The UK inflation rate hit 2.5% in the year to June, the highest level for nearly three years. The Consumer Prices Index measure of inflation rose from 2.1% in May, driven, in the main, by higher food and fuel costs. The rate is higher than the Bank of England’s 2% inflation target for a second consecutive month. Whilst a dip is forecast in July, inflation is expected to move higher later this year. However, all that being said, any rise is expected to be temporary due to a stronger pound and a large amount of spare capacity in the economy. Central banks are currently talking a lot about climate change – but the thing they worry about the most is inflation.
The UK unemployment rate thankfully dropped in the latest quarter as the easing of pandemic-related restrictions continued to feed a gradual economic recovery. Between March and May, it fell 0.2 percentage points to 4.8%, while the employment rate was up 0.1 percentage point at 74.8%.
The US tightened the screws on companies doing business in China’s Xinjiang province. American firms that still have supply chain and investment ties in the region were told they could run a significantly high risk of violating US law. The Chinese “government is perpetrating genocide and crimes against humanity in Xinjiang,” US Secretary of State Antony Blinken said.
Elsewhere, US President Joe Biden issued a significant Executive Order on 9 July, pledging to strengthen market competition to lower prices, increase choice, raise low wages and break cartels.
The European Commission recently unveiled a broad set of proposals aimed at driving the European Union (EU) to its targeted ambition to cut emissions by 55% by 2030, when compared to 1990 levels. The proposals encompass policies across energy, land use, transport and taxation.
The 2030 target was initially proposed in September 2020 by European Commission President Ursula von der Leyen, raising the EU target from 40%.
Oil prices slipped last week as investors braced for increased supplies after a compromise deal between leading OPEC producers. US fuel reserves also rose, raising concerns over demand in the world’s largest consumer.

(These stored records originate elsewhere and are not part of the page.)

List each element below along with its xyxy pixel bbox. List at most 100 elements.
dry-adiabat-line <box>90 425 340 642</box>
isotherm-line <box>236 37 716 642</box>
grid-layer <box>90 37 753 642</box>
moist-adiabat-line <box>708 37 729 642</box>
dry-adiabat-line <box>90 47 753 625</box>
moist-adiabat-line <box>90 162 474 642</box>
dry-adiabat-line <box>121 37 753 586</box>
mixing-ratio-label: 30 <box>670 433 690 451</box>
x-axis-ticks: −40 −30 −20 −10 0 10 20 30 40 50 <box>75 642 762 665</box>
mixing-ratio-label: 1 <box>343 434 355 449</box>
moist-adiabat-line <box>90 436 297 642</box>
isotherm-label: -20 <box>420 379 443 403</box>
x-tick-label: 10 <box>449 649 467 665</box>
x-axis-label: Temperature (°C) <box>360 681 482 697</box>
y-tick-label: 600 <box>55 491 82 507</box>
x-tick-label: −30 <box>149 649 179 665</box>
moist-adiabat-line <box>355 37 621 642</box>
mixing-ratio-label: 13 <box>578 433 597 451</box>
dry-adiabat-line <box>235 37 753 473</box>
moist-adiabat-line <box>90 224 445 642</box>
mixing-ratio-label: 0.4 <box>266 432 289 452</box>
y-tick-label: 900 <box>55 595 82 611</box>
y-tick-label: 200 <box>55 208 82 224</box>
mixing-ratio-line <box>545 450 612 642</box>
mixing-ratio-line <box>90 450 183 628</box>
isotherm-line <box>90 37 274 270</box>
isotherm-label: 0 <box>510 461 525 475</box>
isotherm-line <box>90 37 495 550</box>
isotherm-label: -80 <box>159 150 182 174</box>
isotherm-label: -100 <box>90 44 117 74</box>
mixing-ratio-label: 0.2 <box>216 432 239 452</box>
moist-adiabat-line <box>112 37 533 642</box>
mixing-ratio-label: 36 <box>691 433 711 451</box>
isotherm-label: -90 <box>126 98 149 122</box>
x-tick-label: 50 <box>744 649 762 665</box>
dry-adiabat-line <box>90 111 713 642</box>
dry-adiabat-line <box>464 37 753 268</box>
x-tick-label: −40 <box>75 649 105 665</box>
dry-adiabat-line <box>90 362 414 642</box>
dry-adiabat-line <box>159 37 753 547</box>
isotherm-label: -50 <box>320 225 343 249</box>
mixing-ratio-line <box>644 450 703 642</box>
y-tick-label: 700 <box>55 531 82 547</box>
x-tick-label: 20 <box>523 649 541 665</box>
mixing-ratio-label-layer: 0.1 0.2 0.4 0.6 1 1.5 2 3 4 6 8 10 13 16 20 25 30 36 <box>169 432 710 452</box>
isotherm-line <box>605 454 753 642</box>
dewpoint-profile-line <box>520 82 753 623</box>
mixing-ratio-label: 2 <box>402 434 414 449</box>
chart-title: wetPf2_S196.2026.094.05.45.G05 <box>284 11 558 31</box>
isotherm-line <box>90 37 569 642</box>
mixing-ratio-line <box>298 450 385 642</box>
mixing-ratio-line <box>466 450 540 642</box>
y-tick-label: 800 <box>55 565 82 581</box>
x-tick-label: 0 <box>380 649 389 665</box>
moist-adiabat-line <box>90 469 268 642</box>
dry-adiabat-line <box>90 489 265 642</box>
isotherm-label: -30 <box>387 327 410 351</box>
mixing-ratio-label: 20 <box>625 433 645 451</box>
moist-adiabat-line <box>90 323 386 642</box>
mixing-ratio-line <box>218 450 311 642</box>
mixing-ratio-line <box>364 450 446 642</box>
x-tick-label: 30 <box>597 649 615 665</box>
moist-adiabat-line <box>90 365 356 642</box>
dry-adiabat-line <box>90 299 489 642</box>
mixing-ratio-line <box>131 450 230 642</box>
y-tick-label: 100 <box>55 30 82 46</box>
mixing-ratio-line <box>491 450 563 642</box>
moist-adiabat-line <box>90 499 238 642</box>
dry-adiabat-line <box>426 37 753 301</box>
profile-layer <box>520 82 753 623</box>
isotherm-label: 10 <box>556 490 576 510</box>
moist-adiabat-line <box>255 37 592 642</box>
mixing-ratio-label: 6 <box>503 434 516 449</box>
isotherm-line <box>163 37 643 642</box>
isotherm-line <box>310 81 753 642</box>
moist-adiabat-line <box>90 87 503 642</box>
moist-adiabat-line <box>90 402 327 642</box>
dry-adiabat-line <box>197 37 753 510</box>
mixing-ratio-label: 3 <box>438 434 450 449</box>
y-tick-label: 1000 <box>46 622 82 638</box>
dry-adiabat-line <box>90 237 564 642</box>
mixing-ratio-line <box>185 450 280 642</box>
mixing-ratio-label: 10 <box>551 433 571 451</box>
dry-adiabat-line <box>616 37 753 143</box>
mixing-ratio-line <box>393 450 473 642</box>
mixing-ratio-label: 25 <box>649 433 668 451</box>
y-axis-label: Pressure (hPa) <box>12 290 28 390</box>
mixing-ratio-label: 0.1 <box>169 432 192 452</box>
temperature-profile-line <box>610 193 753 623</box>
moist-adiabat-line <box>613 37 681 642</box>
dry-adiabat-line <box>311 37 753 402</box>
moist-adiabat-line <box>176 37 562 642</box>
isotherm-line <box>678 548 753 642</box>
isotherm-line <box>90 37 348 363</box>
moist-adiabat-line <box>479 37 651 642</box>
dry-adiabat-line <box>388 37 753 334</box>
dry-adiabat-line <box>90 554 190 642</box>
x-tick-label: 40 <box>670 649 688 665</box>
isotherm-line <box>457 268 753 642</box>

The price of copper and other metals eased after China declared it will keep its economic operations within a reasonable range over the next 18 months and take “comprehensive measures” to ease rising commodity prices. Giving an outlook for the second half of 2021 and next year at a meeting with economic experts and entrepreneurs on Monday, Premier Li Keqiang said China would maintain continuity and stability in its macro policies and would not resort to flood-like stimulus measures.
G20 finance ministers recently backed an “historic” plan that will see multinational companies pay their “fair share” of tax around the world. The agreement is a result of controversial tax practices at technology companies such as Amazon and Facebook, which shift profits to low tax jurisdictions. The plan to battle tax avoidance puts in place a minimum global corporate tax rate of 15% and 132 countries have signed up to the framework so far.
Banking and payments app Revolut became the most valuable British fintech firm on record after a fresh funding round pushed its valuation to $33bn. The company, founded by the former Lehman Brothers trader Nik Storonsky in 2015, raised $800m from new investors Tiger Global Management and the major Japanese investment group SoftBank, which now hold a near 5% stake in the business. It means the London-headquartered company is worth $33bn, six times higher than last year, when it was valued at $5.5bn. Losses almost doubled last year to £207,875.